Dans mon histoire de femme, dans ma mémoire inconsciente devenue enfin consciente grâce à ma psychanalyse et à mes lectures, existent les deux Frances et parfois en moi, ça fait désordre : celle de mon oncle Roger fusillé à 20 ans par les Allemands et celle de ma grand-mère Fortuné arrêtée dans une rafle. On connaît la suite : Drancy. On connaît la fin : Sobibor. Et puis les survivants de tout cela, les générations suivantes. Je ne raconte pas mais l’Histoire n’en finit pas de pulvériser les vies et l’espoir. Heureusement il y a les livres, les archives. Alors les fanfares et les grandes déclarations, ça le met en colère Maurice Rajsfus et les dents serrés dans une implacable méthodologie, il écrit, il raconte, alors moi aussi en colère que lui, dans une implacable méthodologie, je lis ligne après ligne sans en sauter aucune.

 

Je vous laisse découvrir seul (e) ce livre. C’est un long cheminement intérieur que celui d’accepter l’Histoire quand elle se fait Horreur. Et pour chacun d’entre nous il y a un temps pour cela et je respecte votre temps en me taisant

 

Merci monsieur Maurice Rajfus pour votre travail d’écriture d’une mémoire qui fait écho à la mienne, merci pour vos archives qui font écho aux miennes, merci pour votre combat qui fait écho au mien.

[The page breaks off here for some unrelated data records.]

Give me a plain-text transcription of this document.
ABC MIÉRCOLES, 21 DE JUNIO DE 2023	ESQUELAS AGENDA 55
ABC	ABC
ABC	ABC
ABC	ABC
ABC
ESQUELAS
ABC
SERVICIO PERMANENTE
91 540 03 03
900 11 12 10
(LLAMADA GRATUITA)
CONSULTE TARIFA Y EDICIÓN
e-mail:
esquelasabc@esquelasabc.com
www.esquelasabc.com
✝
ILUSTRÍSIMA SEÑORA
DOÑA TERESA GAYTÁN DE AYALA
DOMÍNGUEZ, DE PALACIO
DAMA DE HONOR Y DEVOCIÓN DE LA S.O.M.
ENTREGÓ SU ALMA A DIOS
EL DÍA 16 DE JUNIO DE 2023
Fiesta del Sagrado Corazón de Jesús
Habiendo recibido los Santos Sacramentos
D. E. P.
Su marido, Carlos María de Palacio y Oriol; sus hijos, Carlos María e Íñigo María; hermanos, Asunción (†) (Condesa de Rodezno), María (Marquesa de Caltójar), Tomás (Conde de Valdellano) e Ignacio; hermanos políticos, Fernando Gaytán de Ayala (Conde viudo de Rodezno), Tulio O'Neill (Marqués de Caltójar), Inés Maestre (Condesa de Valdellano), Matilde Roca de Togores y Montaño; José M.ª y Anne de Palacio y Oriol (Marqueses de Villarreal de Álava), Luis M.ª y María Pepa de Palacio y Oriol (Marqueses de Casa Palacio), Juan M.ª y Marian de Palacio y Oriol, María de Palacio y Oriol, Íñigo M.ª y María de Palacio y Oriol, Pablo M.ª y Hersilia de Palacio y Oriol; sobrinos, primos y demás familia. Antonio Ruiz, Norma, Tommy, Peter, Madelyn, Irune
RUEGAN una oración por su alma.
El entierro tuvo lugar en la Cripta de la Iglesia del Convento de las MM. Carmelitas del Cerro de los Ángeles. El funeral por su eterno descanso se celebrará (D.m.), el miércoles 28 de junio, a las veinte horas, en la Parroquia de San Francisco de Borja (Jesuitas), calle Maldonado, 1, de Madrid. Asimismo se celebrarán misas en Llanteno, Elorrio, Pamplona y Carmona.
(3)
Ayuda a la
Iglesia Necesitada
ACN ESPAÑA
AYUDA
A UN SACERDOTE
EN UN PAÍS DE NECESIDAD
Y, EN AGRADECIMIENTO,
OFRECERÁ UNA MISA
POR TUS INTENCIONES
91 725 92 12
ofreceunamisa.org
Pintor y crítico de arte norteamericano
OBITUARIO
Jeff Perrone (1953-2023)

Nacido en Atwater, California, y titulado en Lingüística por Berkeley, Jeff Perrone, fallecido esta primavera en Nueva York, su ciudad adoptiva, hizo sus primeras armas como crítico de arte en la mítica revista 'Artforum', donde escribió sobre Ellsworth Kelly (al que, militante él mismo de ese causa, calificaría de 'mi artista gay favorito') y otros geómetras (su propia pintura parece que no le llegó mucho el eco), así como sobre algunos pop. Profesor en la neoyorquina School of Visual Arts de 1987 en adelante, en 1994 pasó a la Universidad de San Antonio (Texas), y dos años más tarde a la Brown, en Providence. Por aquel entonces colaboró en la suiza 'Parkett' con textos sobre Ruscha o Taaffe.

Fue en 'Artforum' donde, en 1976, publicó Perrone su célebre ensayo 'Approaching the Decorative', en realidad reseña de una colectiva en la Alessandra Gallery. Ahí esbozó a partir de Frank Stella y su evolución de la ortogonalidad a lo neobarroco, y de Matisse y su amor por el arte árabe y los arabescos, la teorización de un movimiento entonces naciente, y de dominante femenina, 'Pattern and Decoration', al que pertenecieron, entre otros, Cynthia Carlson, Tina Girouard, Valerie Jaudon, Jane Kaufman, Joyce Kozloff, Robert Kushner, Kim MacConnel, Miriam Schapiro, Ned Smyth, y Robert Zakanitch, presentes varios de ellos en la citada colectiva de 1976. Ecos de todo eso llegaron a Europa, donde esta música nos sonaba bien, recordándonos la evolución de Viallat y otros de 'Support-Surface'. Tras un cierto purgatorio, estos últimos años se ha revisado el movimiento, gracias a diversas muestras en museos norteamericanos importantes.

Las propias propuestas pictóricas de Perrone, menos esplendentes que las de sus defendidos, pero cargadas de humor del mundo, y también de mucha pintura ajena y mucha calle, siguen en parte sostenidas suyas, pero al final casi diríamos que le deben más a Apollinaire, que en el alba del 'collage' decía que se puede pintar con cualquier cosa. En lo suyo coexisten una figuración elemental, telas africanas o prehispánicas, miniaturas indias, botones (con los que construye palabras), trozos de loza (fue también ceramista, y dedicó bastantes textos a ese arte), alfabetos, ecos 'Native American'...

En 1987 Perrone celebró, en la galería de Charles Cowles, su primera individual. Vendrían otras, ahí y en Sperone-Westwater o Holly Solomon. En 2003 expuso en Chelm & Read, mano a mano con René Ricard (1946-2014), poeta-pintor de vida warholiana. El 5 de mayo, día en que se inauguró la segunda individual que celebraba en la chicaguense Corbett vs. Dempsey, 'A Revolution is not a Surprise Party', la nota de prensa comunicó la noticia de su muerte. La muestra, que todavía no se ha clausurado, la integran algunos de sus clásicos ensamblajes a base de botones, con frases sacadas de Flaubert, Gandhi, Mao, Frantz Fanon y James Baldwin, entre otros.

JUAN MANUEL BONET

D’échos en échos, de résonances en résonances nous avançons dans la dure réalité humaine.

Merci.


Puis Clara avait lu Anne lise Stern, Primo Lévi, Myriam Anissimov, Jorfge Semprun,Robert Antelme, Imre Kertez, Jean Amery, Hannah Arendt,  Etty Hillesum,  Anne Frank, Aaron Appelfeld, William Styron, Hélène Berre, Irène Némirovsky, Pierre Vidal-Naquet ; David Rousset, Edgar Morin , Jacques Hassoun et Cécile Wajbrot, David Grossmann. Clara lisait, lisait, j’écrivais, j’écrivais et toutes deux sans cesse, nous oublions, nous refoulions.